Saturday night. The Life Center Church in Harrisburg, Pennsylvania, is packed with red hats and American flags. Elon Musk takes the stage at an event for America PAC, the pro-Trump committee to which he has donated tens of millions of dollars. And as if it were a comedy sketch with canned laughter, it tells some of the most absurd things that SpaceX has had to do to get environmental agencies to allow it to launch the Starship.
The feeling of watching a stand-up comedy monologue is totally intentional. Musk himself said on Lex Fridman’s podcast a year ago that he wanted to turn this story into a comedy sketch titled “This is all real.” Finally he did it, but without the sign and as part of a political rally to support Donald Trump’s presidential campaign.
SpaceX against sharks, whales and seals
The story is the following. After Starship’s first launch, SpaceX began openly lobbying the US government to expedite the processing of flight licenses. The company had been fighting for months with multiple regulatory agencies for the exhaustive investigations of the rocket’s first flight, which had been a minor environmental disaster, as well as for the incorporation of a flame deflector that shoots jets of drinking water on the second flight.
To illustrate the extent of this scrutiny, Elon Musk revealed two of the strangest requests regulators have made to SpaceX in recent history. According to the businessman, the United States National Marine Fisheries Service was concerned that Starship will hit a shark when it fell into the ocean, so he asked SpaceX to calculate the probability of this happening.
To calculate the probability of hitting a shark, SpaceX asked the agency to provide it with the number of sharks in the areas where the rocket could fall. Musk said the agency refused, fearing the data would be leaked to “shark hunters,” so SpaceX asked why the West Coast division of the Fisheries Service wasn’t doing the calculations. The agents answered: “because we don’t trust them,” Musk said.
Somehow, SpaceX ended up convincing them to reveal the data and ended up doing the math. The company’s engineers concluded that the probability of hitting a shark was practically zero. Then, Musk said, the National Marine Fisheries Service replied: “What about the whales?”

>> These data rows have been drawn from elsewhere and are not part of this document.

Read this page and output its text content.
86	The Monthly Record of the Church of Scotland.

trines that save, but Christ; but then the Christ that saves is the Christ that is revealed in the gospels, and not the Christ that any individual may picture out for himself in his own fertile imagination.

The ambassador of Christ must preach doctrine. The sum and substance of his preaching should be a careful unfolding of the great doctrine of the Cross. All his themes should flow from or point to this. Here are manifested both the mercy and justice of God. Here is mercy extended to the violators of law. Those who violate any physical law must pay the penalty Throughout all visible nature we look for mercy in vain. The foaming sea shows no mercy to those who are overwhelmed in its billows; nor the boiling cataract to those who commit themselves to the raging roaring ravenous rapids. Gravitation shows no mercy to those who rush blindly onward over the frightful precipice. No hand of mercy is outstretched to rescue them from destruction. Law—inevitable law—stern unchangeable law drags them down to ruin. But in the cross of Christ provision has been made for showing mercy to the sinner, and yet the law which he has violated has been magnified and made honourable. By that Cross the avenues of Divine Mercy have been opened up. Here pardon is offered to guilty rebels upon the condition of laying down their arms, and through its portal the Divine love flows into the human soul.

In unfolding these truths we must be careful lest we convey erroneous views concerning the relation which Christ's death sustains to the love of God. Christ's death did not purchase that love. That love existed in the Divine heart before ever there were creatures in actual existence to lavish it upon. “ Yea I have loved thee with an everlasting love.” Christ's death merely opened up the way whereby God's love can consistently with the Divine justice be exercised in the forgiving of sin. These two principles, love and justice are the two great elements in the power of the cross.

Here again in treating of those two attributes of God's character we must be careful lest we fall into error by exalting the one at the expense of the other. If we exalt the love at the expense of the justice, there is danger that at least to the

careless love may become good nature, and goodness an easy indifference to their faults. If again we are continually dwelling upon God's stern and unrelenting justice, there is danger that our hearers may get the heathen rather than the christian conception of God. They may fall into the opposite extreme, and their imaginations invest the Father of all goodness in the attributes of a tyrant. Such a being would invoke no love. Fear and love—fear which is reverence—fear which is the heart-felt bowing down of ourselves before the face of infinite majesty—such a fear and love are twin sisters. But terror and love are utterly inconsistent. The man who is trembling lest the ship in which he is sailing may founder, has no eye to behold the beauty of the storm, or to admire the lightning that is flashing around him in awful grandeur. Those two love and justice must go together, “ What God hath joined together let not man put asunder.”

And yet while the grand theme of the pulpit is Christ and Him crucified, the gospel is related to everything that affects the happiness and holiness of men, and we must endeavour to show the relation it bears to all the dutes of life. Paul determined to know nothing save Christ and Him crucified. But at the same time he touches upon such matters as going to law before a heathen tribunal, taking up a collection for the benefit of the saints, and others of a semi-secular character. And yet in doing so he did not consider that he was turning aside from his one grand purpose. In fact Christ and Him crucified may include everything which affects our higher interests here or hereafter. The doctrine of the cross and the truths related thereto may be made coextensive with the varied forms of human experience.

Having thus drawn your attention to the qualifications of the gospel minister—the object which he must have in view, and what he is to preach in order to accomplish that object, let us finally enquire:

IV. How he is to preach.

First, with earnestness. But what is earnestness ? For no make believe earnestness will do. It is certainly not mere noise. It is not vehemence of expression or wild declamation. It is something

The answer was again practically a 0% chance. “If a rocket hits a whale, it’s the unluckiest whale in the world,” Musk joked. And then he told a much crazier story.
According to the businessman’s account, the California government was concerned that the launches and landings of the Falcon 9 would stress the seal populations near Vandenberg Space Force Base. To verify this, they asked SpaceX “kidnap a seal, tie it to a board, put headphones on it and play sonic boom sounds” (the boom that rockets produce when traveling at supersonic speeds). In Musk’s words:
“We were forced to kidnap a seal, tie it to a board, put headphones on it and play sonic boom sounds to see if it would get stressed. This really happened, this was real, I have photos. A seal with headphones tied to a board. And the The most amazing part was how calm the seal was.
If I had been the seal, I would have thought ‘this is the end’. When the seal returned to his seal friends, he would think: how am I going to explain this to them, no one is going to believe me. It’s like if aliens kidnapped you and put an anal probe in you. “Your friends will never believe you.”
Musk said they had to do it twice, with two different seals, at the request of regulators. And the conclusion they came to was that not only were they not stressed, but seal populations had grown steadily as releases at Vandenberg increased. “If anything, sonic booms are aphrodisiacs,” Musk said ironically.
Why does all this count now?
Musk complains that there are “more than 100 regulatory agencies”, many of them “unnecessary”, hindering the progress of Tesla and SpaceX. But the businessman has a plan to solve it: he has just donated 75 million dollars to the Donald Trump campaign through the America PAC committee.
Musk has a lot to gain if Trump defeats Kamala Harris in the presidential election. His main interest: deregulate the automotive sector and the aerospace industry. It is still paradoxical, since one of Trump’s promises is to stop the electric car to save the combustion automobile industry, but the former president has played along.
Trump has announced that Elon Musk will chair a “government efficiency” commission if he wins the election. Musk has taken it as an opportunity to eliminate or reduce government agencies that, as he has tweeted nine times, are “slowly strangling” U.S. companies with their overregulation.